Певец – матрос Будин с американского эсминца «Джон З. Бяка», он же тот связник, с которым должен пересечься Зойре. «Бяка» стоит в Куксхафене, и Будин – в полусамоволке, позавчера вечером наехал в Берлин впервые после начала американской оккупации.
– Все так туго, чувак, – стонет он. – Потсдам – это же что-то невероятное. Помнишь, какой раньше была Вильгельмплац? Часы, вино, брюлики, фотики, героин, меха – все на свете. Да всем накласть было, да? Видел бы ты ее сейчас. Везде русские часовые. Здоровенные гады. И близко не подступишься.
– Там вроде что-то должно происходить? – грит Ленитроп. До него дошли толки. – Конференция, что ли.
– Решают, как поделить Германию, – грит Зойре. – Между всеми Державами. Надо бы им немцев позвать, керл, это мы делали века́ми.
– Теперь, чувак, туда и комар не проскочит. – Матрос Будин качает головой, одной рукой умело сворачивая косяк из папиросной бумажки, коей квадратик он перед этим с непроницаемым пижонством разорвал напополам.
– А, – улыбается Зойре, обнимая за плечи Ленитропа, – ну а если Ракетмен?
Будин глядит скептически:
– Это, что ли, Ракетмен?
– Более-менее, – грит Ленитроп, – только я не уверен, что мне в этот Потсдам прямо сейчас охота…
– Если б ты только знал! – восклицает Будин. – Слушай, ас, вот в эту самую минуту – дотуда и 15 миль не будет – там лежат шесть кило! чистейшего высококачественного непальского гашиша! Срастил через дружка на КБИ, государственные пломбы и прочее, сам в мае захоронил – так надежно, что без карты никто не найдет. Тебе надо только слётать, или как ты это делаешь, просто сгонять туда и забрать.
– И все.
– Килограмм – ваш, – предлагает Зойре.
– Со мной его пусть и кремируют. А русские соберутся вокруг печи и запаравозят.
– Быть может, – мимо скользит молодая женщина в черной кожаной сетке для волос, таких декаденток Ленитроп в жизни не видал, у глаз – флуоресцентные индиговые тени, – симпатичный америкос не поклонник зеленых батончиков «Херши», м-м? ха-ха-ха…

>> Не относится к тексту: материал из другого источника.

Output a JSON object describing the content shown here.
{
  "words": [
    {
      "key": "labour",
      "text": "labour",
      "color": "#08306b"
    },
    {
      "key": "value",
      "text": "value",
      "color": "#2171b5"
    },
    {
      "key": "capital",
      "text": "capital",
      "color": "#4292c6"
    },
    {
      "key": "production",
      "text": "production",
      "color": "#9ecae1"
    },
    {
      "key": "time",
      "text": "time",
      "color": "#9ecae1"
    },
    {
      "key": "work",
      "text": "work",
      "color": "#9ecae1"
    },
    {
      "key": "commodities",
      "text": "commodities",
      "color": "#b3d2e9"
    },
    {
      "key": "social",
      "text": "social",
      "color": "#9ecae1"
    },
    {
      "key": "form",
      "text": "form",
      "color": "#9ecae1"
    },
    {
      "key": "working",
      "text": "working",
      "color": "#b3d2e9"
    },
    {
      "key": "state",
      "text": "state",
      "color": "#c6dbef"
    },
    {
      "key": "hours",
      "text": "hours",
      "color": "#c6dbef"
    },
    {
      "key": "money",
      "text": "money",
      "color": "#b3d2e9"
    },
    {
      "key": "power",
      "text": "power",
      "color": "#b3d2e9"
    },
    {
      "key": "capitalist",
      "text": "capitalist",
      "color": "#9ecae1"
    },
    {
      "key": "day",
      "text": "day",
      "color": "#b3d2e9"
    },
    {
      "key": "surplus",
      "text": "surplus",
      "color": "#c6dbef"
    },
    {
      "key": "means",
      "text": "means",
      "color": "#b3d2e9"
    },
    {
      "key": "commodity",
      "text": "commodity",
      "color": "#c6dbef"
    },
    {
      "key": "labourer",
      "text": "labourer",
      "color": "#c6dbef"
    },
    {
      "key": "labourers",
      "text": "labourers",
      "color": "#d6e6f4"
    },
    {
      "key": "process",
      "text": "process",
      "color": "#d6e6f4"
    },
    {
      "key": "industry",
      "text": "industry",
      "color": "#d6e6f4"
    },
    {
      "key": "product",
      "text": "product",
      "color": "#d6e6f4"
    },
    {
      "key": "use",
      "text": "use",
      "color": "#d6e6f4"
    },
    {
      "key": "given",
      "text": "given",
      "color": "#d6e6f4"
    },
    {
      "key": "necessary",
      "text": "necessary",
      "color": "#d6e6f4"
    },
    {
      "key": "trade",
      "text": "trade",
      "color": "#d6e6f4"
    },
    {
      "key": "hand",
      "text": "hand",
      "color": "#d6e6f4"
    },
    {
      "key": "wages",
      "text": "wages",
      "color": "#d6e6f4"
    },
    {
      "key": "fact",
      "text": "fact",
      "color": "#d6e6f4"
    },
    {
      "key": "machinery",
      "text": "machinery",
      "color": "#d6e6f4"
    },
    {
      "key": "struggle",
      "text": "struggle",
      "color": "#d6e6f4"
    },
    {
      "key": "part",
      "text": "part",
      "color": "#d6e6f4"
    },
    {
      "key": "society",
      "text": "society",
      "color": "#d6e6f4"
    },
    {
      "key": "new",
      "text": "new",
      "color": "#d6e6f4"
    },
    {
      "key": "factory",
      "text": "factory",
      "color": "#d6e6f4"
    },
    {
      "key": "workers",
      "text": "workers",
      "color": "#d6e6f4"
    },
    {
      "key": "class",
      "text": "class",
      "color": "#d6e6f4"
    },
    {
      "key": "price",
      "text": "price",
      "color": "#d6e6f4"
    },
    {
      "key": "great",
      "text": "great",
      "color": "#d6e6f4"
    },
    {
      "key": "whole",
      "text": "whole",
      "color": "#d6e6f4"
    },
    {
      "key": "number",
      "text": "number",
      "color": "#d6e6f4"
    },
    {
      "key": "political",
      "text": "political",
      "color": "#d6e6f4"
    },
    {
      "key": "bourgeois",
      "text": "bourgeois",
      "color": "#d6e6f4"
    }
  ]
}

– Миллион марок, – вздыхает Зойре.
– Где вы возьмете…
Воздев шаловливый пальчик, подавшись вперед:
– Напечатаю.
Ну еще б не напечатал. Все вываливают из «Чикаго», полмили бредут по кучам щебня тропами, что вьются во тьме невидимо ни для кого, кроме Зойре, наконец – бездомный погреб с конторскими шкафчиками, кроватью, масляной лампой, печатным станком. Магда сворачивается калачиком у Ленитропа под боком, руки ее порхают над его стояком. У Труди развилась необъяснимая привязанность к Будину. Зойре заводит свой лязгающий маховик, и в поднос действительно слетают, трепеща, листы рейхсмарок – тысячи на тысячи.